Felix war sich nicht sicher, was sich Lena unter einem 19jährigen weltbewandten Philosophiestudenten vorstellte, aber er befürchtete, dass er dieser Vorstellung mit seiner Bekleidung nicht besonders nahe kommen würde. Aber er musste Prioritäten setzen. Und diesmal war es oberste Priorität, dass Lena ihn nicht erkannte. Er hatte sich seinen Bart rasiert, die Klamotten seines älteren Bruder angezogen und seine Dreadlocks machten das Outfit perfekt. Felix hoffte nur, dass die Perücke hielt. Dazu kam eine Sonnenbrille, die er aufgesetzt hatte, damit sie seine Augen nicht sehen konnte. Das Einzige, was nicht zu dem Gesamteindruck passte, war seine blasse Haut. Aber daran konnte er in der kurzen Zeit einfach nichts ändern. Schließlich versuchte er sich selbst zu beruhigen.
Doch so sehr er es versuchte, er war noch immer voller Zweifel. Im Internet konnte er einfach eine Suchmaschine fragen. Aber im wahren Leben? Würde überhaupt ein vernünftiges Gespräch zustande kommen? Würde Lena ihn mögen? Was wenn nicht? Und was zum Teufel würde er machen, wenn sie wirklich anfing ihn zu mögen und sich etwas Ernstes zwischen ihnen entwickeln würde? Ihr sagen: „Tschuldigung, ich hab dich die ganze Zeit verarscht, aber eigentlich hab ich mich in dich verliebt und ich wusste, dass ich auf normalem Weg nie eine Chance bei dir hätte?“
Lena betrachtete sich zufrieden im Spiegel. Sie hatte die vergangenen 2 Stunden damit verbracht, ihre Haare und ihr Make-up hinzukriegen, wobei sie sich vor allem an Anleitungen aus einschlägigen Frauenzeitschriften gehalten hatte. Sie drehte sich nach allen Seiten und lächelte ihrem Spiegelbild zu. „Wow. Toll siehst du aus, Lena!“, sagte sie zu sich selbst.
Kurz bevor sie das Haus verließ, betrachtete sie noch einmal das Bild, dass ihre Mutter vor wenigen Monaten von ihre gemalt hatte. Wie anders sie doch darauf aussah. Noch beinahe kindlich. Sie konnte kaum noch glauben, dass das einmal sie gewesen war. Wieder einmal fiel Lena auf, wie sehr sie sich in den letzten Wochen verändert hatte. Sie ließ sich nicht mehr von jedem sagen, was sie zu tun hatte, sie traute sich endlich, ihre Meinung zu vertreten. Und sie himmelte nicht irgendwelche Typen an, bloß weil sie beliebt waren und gut aussahen.

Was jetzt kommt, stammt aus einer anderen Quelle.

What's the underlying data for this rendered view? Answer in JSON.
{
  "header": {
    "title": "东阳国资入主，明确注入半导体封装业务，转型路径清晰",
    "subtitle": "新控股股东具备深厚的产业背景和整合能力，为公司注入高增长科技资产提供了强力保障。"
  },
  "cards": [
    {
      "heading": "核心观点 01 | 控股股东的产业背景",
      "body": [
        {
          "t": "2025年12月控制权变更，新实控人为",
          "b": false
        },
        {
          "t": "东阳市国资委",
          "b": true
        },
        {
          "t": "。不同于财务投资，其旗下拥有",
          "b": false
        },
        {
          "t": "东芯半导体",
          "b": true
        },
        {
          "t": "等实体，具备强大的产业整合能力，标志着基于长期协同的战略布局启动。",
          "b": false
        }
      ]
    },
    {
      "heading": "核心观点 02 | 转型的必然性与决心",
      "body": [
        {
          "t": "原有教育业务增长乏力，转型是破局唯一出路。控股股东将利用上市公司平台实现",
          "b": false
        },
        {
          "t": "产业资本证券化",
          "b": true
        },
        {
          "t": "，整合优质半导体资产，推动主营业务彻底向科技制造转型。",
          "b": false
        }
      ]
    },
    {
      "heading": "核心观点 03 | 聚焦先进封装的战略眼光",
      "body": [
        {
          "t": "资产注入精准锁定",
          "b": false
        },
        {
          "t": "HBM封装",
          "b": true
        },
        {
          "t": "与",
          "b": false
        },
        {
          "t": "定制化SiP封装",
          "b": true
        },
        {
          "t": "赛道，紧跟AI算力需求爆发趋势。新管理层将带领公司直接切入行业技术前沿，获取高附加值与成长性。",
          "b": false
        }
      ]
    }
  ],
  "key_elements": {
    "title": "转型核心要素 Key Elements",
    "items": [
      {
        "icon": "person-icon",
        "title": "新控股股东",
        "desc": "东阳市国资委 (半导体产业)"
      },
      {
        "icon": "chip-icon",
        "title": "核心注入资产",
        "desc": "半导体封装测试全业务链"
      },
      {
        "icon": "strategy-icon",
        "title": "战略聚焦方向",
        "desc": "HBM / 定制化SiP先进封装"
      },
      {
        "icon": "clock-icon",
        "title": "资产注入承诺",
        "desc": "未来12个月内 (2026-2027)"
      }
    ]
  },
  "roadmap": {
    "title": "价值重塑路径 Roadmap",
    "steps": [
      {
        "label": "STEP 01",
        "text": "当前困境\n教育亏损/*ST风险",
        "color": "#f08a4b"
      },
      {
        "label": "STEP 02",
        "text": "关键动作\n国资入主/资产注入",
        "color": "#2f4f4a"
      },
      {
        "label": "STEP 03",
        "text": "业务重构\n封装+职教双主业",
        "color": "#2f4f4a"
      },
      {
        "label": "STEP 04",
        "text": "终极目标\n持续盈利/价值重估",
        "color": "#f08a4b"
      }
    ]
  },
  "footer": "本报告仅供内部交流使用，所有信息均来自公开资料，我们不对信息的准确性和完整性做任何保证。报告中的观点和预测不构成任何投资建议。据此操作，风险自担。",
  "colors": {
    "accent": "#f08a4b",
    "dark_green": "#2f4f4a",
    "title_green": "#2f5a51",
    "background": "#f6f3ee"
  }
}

Während ich sie beobachtete, wurde ich beinahe sentimental. Die kleine Lena war groß geworden. Sie wirkte schon beinahe erwachsen. Und sie war makellos schön geworden. Um die Sache mit Felix machte ich mir keine Sorgen. Lena würde das Richtige tun. Sie wusste, was sie tat.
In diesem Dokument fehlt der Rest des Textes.